Saffie looked at the key. The ‘O’ had begun to glow a faint blue. As Saffie brought it closer to her face, the glow seemed to get brighter and more vivid in colour. It was mesmerising, almost as if the key was luring her towards it. As she brought the key closer and closer, she was suddenly jolted out of her trance by a sharp sound from behind her.

A whisper.

“Ultra Sleep.”

Saffie instinctively spun around and saw a flutter of leaves. Someone had been perched on the branches of the tree outside her window, spying on them.

“Dax, did you hear that?” she said, sticking her head outside. She gave the tree and the garden below a good scan, but there was no trace of the intruder.

When Dax didn’t respond, she said, “Dax?”

Saffie spun back around to find her uncle clutching his head with his free hand and grimacing.

“Dax? What’s the matter?”

He had gone deathly pale.

“S-Sa…” he stuttered. “G-give the… Onyx t-to the… Oracle.”

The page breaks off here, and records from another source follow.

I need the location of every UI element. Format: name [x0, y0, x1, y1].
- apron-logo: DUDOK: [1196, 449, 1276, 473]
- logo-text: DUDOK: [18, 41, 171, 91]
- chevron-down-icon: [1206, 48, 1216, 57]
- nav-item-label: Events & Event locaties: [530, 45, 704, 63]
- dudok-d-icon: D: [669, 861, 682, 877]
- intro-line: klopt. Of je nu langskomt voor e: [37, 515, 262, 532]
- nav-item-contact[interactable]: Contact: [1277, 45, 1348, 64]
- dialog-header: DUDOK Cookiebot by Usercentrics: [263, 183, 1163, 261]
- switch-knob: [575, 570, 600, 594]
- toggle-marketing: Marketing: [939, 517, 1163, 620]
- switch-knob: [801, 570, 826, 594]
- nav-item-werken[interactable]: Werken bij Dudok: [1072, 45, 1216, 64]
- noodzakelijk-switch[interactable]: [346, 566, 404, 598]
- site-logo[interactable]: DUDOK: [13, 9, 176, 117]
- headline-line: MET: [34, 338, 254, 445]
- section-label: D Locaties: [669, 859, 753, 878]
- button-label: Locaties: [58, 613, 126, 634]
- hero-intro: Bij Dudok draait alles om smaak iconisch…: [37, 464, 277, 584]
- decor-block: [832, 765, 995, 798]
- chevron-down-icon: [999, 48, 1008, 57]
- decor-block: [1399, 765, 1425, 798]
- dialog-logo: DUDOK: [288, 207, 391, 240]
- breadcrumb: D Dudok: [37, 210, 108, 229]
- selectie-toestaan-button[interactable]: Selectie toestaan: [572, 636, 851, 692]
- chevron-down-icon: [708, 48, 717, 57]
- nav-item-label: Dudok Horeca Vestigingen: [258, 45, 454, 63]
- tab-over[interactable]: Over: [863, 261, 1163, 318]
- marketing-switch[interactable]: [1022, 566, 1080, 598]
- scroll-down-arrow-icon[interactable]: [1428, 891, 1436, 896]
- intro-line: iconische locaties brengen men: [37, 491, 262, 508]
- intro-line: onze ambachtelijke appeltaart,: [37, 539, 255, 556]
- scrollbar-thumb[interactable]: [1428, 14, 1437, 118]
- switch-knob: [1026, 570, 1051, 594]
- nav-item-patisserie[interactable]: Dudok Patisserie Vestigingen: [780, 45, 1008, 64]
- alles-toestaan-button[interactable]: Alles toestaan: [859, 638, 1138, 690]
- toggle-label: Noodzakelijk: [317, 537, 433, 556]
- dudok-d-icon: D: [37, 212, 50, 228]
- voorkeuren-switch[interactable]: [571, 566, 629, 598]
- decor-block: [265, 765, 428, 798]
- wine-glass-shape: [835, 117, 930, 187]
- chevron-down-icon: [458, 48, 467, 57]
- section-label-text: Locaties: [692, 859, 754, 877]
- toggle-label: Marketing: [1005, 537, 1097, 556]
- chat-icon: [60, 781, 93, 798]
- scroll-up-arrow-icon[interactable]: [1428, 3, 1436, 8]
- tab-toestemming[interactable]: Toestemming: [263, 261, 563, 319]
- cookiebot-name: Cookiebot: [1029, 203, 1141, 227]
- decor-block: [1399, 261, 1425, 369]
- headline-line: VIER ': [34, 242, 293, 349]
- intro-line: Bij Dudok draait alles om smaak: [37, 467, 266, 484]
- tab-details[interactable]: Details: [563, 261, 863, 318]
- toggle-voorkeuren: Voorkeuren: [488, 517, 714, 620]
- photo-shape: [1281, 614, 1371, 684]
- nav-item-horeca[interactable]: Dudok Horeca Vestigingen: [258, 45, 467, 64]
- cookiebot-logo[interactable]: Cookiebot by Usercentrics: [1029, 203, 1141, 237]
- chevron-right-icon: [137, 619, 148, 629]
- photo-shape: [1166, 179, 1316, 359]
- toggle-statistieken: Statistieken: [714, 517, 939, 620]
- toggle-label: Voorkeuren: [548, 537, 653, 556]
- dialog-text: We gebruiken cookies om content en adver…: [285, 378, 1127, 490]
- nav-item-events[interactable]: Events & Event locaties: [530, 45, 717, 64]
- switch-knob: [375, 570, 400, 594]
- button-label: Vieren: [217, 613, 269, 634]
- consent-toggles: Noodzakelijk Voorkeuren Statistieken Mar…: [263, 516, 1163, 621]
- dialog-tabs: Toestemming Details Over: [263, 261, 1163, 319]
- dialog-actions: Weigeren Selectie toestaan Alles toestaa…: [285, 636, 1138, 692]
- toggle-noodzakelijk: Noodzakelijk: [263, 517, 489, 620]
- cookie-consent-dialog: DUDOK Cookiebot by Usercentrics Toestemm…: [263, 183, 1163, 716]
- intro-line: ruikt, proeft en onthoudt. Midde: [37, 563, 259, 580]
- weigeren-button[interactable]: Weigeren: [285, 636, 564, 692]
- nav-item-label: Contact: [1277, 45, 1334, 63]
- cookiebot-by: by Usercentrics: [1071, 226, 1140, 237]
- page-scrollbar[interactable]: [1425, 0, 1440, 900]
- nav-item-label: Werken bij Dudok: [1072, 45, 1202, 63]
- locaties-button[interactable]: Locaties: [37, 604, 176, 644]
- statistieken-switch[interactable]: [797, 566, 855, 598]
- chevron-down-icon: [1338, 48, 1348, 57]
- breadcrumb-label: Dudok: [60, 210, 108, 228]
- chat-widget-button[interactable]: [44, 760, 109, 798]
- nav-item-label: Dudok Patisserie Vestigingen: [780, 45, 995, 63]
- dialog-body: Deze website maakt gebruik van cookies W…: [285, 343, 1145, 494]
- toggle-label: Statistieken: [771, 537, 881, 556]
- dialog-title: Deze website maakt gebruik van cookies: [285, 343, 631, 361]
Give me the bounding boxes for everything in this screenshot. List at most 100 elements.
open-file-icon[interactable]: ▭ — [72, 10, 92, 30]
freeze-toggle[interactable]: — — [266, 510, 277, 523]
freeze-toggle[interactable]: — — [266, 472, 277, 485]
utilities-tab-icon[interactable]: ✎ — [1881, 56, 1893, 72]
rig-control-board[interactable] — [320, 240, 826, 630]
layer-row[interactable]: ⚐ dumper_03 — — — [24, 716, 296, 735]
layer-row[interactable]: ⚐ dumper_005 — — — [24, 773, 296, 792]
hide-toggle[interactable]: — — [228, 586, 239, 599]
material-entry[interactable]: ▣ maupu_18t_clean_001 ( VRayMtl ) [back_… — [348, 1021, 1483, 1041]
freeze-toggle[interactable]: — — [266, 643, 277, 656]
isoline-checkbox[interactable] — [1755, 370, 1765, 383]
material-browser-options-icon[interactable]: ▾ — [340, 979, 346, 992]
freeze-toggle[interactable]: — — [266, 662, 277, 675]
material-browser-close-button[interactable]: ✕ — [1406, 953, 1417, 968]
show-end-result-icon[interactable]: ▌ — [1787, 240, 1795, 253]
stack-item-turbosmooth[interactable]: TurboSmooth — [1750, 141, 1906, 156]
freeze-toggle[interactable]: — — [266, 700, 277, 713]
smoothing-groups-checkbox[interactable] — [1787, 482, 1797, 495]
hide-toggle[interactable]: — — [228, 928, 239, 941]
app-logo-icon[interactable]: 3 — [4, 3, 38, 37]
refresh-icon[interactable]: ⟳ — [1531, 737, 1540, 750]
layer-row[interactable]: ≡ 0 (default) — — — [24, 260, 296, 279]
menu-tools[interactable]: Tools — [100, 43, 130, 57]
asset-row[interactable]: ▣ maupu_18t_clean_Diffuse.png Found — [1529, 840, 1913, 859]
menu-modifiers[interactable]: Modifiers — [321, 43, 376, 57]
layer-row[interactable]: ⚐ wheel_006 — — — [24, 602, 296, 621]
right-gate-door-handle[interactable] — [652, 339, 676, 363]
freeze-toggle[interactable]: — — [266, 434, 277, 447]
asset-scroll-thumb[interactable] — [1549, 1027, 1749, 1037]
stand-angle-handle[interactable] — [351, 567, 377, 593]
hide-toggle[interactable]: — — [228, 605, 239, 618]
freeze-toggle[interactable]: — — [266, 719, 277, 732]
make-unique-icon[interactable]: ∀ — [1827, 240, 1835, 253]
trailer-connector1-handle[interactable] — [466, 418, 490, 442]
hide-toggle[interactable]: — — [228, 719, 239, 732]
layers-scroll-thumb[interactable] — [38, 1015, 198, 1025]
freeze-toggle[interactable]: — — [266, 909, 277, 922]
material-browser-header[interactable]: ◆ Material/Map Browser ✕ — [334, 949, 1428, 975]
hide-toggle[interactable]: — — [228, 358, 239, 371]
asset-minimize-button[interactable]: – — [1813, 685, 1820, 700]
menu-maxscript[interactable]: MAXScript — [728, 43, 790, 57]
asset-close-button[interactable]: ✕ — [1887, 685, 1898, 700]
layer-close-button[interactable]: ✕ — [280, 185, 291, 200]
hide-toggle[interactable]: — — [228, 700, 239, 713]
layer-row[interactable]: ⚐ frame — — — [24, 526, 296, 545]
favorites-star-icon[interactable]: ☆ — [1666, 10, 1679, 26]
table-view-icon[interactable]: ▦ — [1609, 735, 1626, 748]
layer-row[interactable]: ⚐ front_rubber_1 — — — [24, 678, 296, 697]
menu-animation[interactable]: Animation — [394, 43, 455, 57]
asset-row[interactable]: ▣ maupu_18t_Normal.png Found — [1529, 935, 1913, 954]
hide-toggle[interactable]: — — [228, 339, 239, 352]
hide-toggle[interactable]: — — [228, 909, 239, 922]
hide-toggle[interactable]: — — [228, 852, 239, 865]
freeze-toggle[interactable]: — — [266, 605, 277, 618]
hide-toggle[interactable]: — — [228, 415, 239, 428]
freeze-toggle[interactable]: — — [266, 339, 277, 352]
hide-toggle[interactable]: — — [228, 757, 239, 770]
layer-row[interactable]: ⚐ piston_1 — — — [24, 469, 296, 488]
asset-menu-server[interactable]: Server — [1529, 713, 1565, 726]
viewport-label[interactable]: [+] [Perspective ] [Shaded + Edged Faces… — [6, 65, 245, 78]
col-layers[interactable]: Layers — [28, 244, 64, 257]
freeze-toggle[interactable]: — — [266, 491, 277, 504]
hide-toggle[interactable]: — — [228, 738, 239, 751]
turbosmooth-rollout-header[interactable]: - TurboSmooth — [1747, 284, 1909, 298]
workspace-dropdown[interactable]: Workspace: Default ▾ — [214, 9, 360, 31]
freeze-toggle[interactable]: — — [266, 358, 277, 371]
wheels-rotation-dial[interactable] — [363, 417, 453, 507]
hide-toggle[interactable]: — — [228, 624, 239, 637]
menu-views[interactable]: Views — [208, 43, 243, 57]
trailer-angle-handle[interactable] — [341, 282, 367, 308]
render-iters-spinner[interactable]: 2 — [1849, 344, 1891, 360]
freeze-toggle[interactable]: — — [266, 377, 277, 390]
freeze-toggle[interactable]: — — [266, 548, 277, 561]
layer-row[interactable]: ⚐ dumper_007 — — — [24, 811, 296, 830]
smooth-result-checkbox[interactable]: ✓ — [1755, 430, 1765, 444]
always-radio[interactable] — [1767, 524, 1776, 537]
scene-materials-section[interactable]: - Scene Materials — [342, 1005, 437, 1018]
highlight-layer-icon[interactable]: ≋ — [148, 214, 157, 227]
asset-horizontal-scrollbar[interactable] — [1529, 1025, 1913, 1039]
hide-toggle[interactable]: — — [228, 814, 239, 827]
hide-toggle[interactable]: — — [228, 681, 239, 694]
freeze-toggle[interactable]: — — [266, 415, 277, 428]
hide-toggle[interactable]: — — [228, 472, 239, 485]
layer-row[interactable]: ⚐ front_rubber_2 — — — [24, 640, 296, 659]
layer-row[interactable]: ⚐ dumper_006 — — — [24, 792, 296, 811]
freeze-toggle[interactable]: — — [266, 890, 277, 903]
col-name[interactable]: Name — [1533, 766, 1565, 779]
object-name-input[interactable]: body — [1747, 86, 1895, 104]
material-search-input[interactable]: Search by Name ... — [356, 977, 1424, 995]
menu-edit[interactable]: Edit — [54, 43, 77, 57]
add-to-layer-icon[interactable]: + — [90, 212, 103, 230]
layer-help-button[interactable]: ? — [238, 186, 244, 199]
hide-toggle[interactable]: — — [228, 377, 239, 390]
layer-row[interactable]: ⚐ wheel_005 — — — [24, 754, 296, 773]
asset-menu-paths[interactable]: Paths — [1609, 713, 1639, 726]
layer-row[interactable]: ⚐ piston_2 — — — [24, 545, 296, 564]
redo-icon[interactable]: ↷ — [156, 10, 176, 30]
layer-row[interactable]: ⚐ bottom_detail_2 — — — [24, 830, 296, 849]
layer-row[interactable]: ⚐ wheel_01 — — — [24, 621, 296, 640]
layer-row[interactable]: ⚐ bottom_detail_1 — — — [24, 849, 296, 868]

“What?” Saffie said. “Dax, what’s happening?!”

“G-give the Onyx to the… Oracle,” he repeated, his eyes going bloodshot.

He dropped his frappe, the remainder of its contents exploding all over Saffie’s carpet.

“Oh my god, Dax! Oh my god, OH MY GOD!”

Dax’s arms suddenly dropped to his sides, and with a heavy thump, his whole body hit the bedroom floor. Saffie threw the key onto her bed and sank to her knees, clutching her uncle.

“DAX! TALK TO ME!”

But there was no response.

With a deep exhale, Dax’s eyes closed.